To find the time it takes for the rocket to reach an altitude of 1180 m, we need to consider two separate phases of its motion: the phase when the engine is operating, and the phase when it goes into free fall.

1. Motion while the engine is operating:
We can use the kinematic equation to determine the time it takes for the rocket to reach an altitude of 1180 m while the engine is operating.
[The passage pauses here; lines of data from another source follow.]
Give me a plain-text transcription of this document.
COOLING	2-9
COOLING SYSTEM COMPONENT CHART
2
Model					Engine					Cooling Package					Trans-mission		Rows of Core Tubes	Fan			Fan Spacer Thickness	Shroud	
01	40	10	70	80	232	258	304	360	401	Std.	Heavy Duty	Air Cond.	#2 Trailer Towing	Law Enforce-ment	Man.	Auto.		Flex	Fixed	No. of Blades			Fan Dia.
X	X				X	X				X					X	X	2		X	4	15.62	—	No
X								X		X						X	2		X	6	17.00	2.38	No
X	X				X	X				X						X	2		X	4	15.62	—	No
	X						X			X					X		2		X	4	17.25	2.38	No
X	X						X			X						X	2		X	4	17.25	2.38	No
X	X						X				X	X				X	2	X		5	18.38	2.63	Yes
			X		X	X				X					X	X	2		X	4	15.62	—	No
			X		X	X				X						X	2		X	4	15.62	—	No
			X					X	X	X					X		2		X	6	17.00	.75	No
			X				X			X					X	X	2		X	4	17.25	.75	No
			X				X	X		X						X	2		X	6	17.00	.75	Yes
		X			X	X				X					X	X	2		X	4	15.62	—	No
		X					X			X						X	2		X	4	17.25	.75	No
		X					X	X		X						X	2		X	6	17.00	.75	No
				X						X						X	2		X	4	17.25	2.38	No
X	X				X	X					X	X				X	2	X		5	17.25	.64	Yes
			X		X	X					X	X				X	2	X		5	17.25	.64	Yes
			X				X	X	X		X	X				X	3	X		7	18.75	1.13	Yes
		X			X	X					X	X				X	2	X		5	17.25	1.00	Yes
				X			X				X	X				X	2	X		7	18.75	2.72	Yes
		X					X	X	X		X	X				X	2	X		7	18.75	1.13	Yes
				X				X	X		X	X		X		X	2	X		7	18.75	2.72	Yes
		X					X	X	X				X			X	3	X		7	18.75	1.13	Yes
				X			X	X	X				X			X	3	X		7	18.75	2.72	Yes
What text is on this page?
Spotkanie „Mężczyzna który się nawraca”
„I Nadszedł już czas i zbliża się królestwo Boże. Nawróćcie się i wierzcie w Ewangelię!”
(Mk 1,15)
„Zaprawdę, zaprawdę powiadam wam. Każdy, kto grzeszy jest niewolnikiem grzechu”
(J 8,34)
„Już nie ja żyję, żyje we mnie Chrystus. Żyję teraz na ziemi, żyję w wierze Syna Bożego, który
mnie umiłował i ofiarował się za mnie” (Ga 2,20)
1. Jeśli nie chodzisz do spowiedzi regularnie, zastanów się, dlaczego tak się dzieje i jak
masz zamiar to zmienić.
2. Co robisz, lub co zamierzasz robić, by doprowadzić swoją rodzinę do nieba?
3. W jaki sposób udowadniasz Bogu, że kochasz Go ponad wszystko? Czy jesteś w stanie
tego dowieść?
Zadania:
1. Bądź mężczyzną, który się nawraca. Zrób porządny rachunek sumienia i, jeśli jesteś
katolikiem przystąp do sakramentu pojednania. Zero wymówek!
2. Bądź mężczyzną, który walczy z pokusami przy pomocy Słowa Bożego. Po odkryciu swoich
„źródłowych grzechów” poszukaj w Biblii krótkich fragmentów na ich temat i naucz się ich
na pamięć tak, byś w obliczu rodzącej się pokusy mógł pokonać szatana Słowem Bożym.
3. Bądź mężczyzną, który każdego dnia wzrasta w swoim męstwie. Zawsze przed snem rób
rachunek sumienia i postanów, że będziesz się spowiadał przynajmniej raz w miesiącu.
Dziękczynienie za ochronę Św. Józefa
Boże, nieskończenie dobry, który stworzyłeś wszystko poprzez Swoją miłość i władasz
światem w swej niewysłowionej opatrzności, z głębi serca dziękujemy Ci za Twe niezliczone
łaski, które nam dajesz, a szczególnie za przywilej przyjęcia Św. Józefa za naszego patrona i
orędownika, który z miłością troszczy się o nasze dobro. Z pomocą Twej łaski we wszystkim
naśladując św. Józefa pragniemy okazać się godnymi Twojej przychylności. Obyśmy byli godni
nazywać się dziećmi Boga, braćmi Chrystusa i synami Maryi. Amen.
The equation we can use is:
Δy = v_i*t + (1/2)*a*t^2

In this equation, Δy is the displacement (1180 m), v_i is the initial velocity (80.2 m/s), a is the acceleration (3.80 m/s²), and t is the time.

Rearranging the equation, we have:
Δy - (1/2)*a*t^2 = v_i*t

Substituting the given values, we get:
1180 - (1/2)*3.8*t^2 = 80.2*t

Rearranging and simplifying:
1.9*t^2 - 80.2*t + 1180 = 0

This is a quadratic equation, so we can solve it using the quadratic formula:
t = (-b ± √(b^2 - 4ac)) / (2a)

Plugging in the values, we get:
t = (-(-80.2) ± √((-80.2)^2 - 4*(1.9)*(1180))) / (2*(1.9))

Solving the quadratic equation, we find two roots: t1 ≈ 13.55s and t2 ≈ 46.12s.
Since we are interested in the positive value, the time it takes for the rocket to reach an altitude of 1180 m while the engine is operating is approximately 13.55 seconds.

2. Free-fall motion:
After the engines fail, the rocket goes into free fall. In this phase, the acceleration is -9.80 m/s² (negative because it is directed downwards).

We can use the kinematic equation again to find the time it takes for the rocket to reach the highest point while in free fall. Since we want to find the time it takes for the rocket to fall back to the ground, we can double the time.

Δy = v_i*t + (1/2)*a*t^2

Rearranging the equation, we have:
Δy = (1/2)*a*t^2

Substituting the given values, we get:
1180 = (1/2)*(-9.8)*t^2

Simplifying:
-4.9*t^2 = 1180

Dividing both sides by -4.9:
t^2 ≈ -240.82

Since time cannot be negative, we discard this solution. This means the rocket never falls back down after reaching an altitude of 1180 m.

Therefore, the total time it takes for the rocket to reach an altitude of 1180 m and come back down to the ground is approximately 13.55 seconds.